The countrywide hearings, organised by Parliament’s portfolio committee on labour, started at the Gugulethu Sports Complex yesterday.

A second day of hearings at the Paarl East Thusong Centre is planned for today.

Lumka Yengeni, the committee’s chairwoman, said the hearings would take place in all nine provinces and would most likely finish by June next year.

Ian Ollis, the DA’s committee member, said the process would cost R7.2 million, to which Yengeni responded that the budget had not yet been confirmed.

Ollis stated that the ANC was using the public hearings to “show they care about workers”.

“The ANC is using this as an electioneering campaign, especially in the Western Cape. We don’t have a draft policy or regulations yet on a minimum wage.

 

“I’m concerned we’re giving people false hope. We should have waited until we had a proposal and then asked for public comment.

“This is a waste of time. It’s a political game.”

Ollis said a minimum wage could have disastrous consequences for small businesses, which “could collapse” as they would not be able to afford to pay the proposed salaries.

Yengeni countered that Ollis and the DA “would rubbish anything the ANC is saying”.

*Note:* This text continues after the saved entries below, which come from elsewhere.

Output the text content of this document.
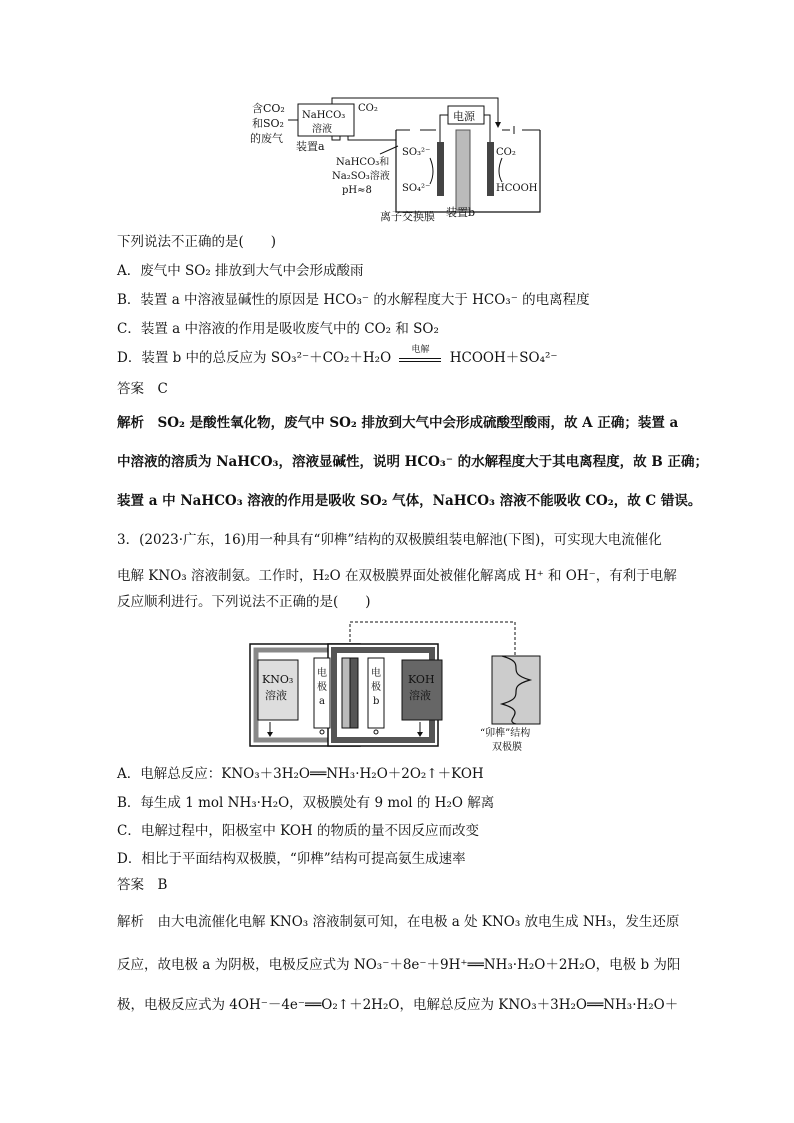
含CO₂
和SO₂
的废气
NaHCO₃
溶液
CO₂
装置a
电源
SO₃²⁻
SO₄²⁻
CO₂
HCOOH
NaHCO₃和
Na₂SO₃溶液
pH≈8
离子交换膜 装置b
下列说法不正确的是(　　)
A．废气中 SO₂ 排放到大气中会形成酸雨
B．装置 a 中溶液显碱性的原因是 HCO₃⁻ 的水解程度大于 HCO₃⁻ 的电离程度
C．装置 a 中溶液的作用是吸收废气中的 CO₂ 和 SO₂
D．装置 b 中的总反应为 SO₃²⁻＋CO₂＋H₂O	电解	HCOOH＋SO₄²⁻
答案　C
解析　SO₂ 是酸性氧化物，废气中 SO₂ 排放到大气中会形成硫酸型酸雨，故 A 正确；装置 a
中溶液的溶质为 NaHCO₃，溶液显碱性，说明 HCO₃⁻ 的水解程度大于其电离程度，故 B 正确；
装置 a 中 NaHCO₃ 溶液的作用是吸收 SO₂ 气体，NaHCO₃ 溶液不能吸收 CO₂，故 C 错误。
3．(2023·广东，16)用一种具有“卯榫”结构的双极膜组装电解池(下图)，可实现大电流催化
电解 KNO₃ 溶液制氨。工作时，H₂O 在双极膜界面处被催化解离成 H⁺ 和 OH⁻，有利于电解
反应顺利进行。下列说法不正确的是(　　)
KNO₃
溶液
KOH
溶液
电
极
a
电
极
b
“卯榫”结构
双极膜
A．电解总反应：KNO₃＋3H₂O══NH₃·H₂O＋2O₂↑＋KOH
B．每生成 1 mol NH₃·H₂O，双极膜处有 9 mol 的 H₂O 解离
C．电解过程中，阳极室中 KOH 的物质的量不因反应而改变
D．相比于平面结构双极膜，“卯榫”结构可提高氨生成速率
答案　B
解析　由大电流催化电解 KNO₃ 溶液制氨可知，在电极 a 处 KNO₃ 放电生成 NH₃，发生还原
反应，故电极 a 为阴极，电极反应式为 NO₃⁻＋8e⁻＋9H⁺══NH₃·H₂O＋2H₂O，电极 b 为阳
极，电极反应式为 4OH⁻－4e⁻══O₂↑＋2H₂O，电解总反应为 KNO₃＋3H₂O══NH₃·H₂O＋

“It’s not only ANC members who are getting slave wages. The crowd that the DA rents when they go for marches, that crowd sleeps without food. They earn slave wages,” she said.

 

“Ollis is not talking for the poor. He is talking for the rich. If it (the DA) cared about the poor, it would be concerned that the wage gap should be done away with. They would be caring about people in townships.”

She accused the DA of “surviving on distortions”.

Domestic workers, security guards and unemployed locals told the committee about how they were exploited.

They called for a monthly minimum wage of R5 000.

Domestic worker Bukelwa Mnweba said she earned only R560 a month.

Nontando Mhlabeni said foreign nationals were willing to work for R800 a month, making it difficult for locals to negotiate for better wages.

“How can you take a job for R800 a month? You have families and you need to eat. Foreigners take these jobs because they come here with only a bag on their backs,” she said.

 

She also blamed trade unions for encouraging workers to stay in jobs even if they earned low salaries.